Otsego County Rep. Katherine Stuligross, D-Oneonta, said of three applicants for the consulting position, a Rochester outfit called the Center for Governmental Research appears to have the experience qualifications sought by county officials for the guidance that will be needed for the complex transaction.
The full Board of Representatives is expected to vote on the contract after the members meet privately at an executive session scheduled for Jan. 11 at the county building in Cooperstown, she said.
Privatizing the 174-bed Manor is opposed not only by many patients at the nursing home but also by the union for more than 200 workers at the facility, the Civil Service Employees Association.
The county board began looking into selling the home last year when county Treasurer Dan Crowell did a financial analysis showing the ballooning deficit at the home will cause the taxpayer subsidy to the facility to soar above $5 million this year.
Stuligross said the Center for Governmental Research provided guidance to Fulton County lawmakers when they also chose to privatize its county-owned home.
That particular arrangement led to reductions in the nursing home workforce as well as concerns about the quality of care provided by the new operator, CSEA official Robert Compani told the Otsego board in November.
Stuligross said any final decision on the fate of the Manor will rest with the Otsego board — not with the consultant.
“We’re not going to sell to anybody who does not have a strong financial position, and we’re not going to sell to anybody who does not have a strong background in providing quality health care,” she said.
She said county officials want to see “a seamless transition” with “minimal impact on patients and minimal impact on employees.”
A leader of the grassroots effort to keep the home in county hands, Maureen Culbert of Springfield, a veteran volunteer at the Manor, said she remains skeptical of claims that privatizing the home will not jeopardize patient care.
“The are just going to be cutting personnel, and that is not something you want to do with a nursing home,” Culbert said.
Culbert said she is not giving up on her campaign to convince county board members from exploring alternatives that would allow the nursing home to remain an asset of county government.
“It belongs to the county residents,” she said. “The board should find the money and find a way to make it work.”
Her local representative, Keith McCarty, R-Springfield, said he would an increase in the county’s share of the sales tax, bringing it from 4 percent to 4.5 percent, as one way to raise revenue that could forestall the privatization of the Manor.
“I’m not throwing the Manor under the bus yet,” said McCarty.
However, Rep.
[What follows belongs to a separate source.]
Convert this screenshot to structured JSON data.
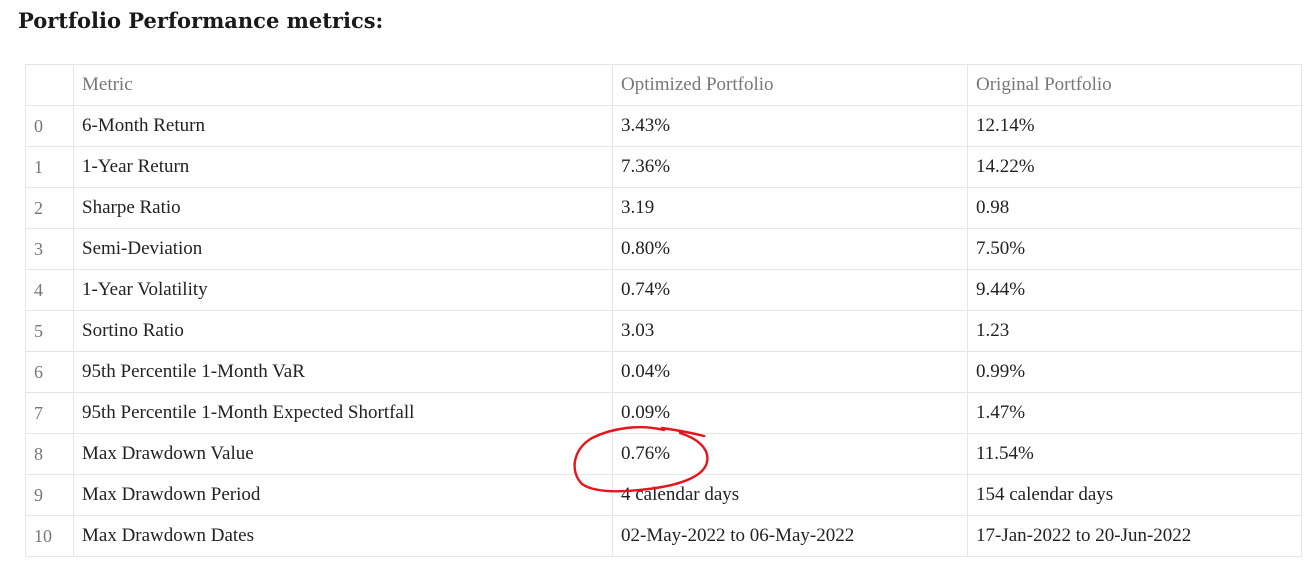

Kathy Clark, R-Otego, the chairwoman of the Board of Representatives, said she will not back any calls for boosting the sales tax. She argued such a move would make businesses less competitive with rivals in nearby counties and thus have a negative impact on Otsego County finances.
Mark Lavigne, spokesman for the state Association of Counties, said several counties have already privatized their nursing homes and more are considering the option.
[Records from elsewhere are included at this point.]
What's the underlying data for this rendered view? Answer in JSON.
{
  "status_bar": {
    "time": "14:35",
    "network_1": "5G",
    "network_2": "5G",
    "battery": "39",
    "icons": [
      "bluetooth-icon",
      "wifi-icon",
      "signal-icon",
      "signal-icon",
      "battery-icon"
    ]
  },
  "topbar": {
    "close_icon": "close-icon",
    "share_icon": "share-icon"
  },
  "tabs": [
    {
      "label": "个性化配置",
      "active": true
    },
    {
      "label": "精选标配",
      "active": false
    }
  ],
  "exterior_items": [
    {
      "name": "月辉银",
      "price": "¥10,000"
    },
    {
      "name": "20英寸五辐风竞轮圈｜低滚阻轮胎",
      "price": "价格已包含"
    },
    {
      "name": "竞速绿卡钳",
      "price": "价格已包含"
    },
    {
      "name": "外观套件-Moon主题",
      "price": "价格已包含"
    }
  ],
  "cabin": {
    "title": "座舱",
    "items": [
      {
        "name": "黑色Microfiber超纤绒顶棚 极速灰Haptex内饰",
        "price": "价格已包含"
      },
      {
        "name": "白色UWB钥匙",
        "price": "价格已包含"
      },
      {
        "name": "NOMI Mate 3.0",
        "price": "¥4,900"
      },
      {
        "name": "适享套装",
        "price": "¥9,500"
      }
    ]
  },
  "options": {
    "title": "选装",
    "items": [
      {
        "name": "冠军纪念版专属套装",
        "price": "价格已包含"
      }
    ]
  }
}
“These are difficult decisions that county officials don’t want to make,” Lavigne said. For many counties, he said, running nursing homes has become financially unsustainable, and county officials have been forced to consider privatizing them because they are a discretionary program, one that is not mandated by the state.
Clark said there is no firm deadline for privatizing the Manor.
“The process evolves,” she said. “I don’t want to put a date on it.”
Culbert maintained the board has failed to adequately explore options other than selling the home.
“Where is the Plan B?” she asked. “What if they don’t find a suitable buyer?”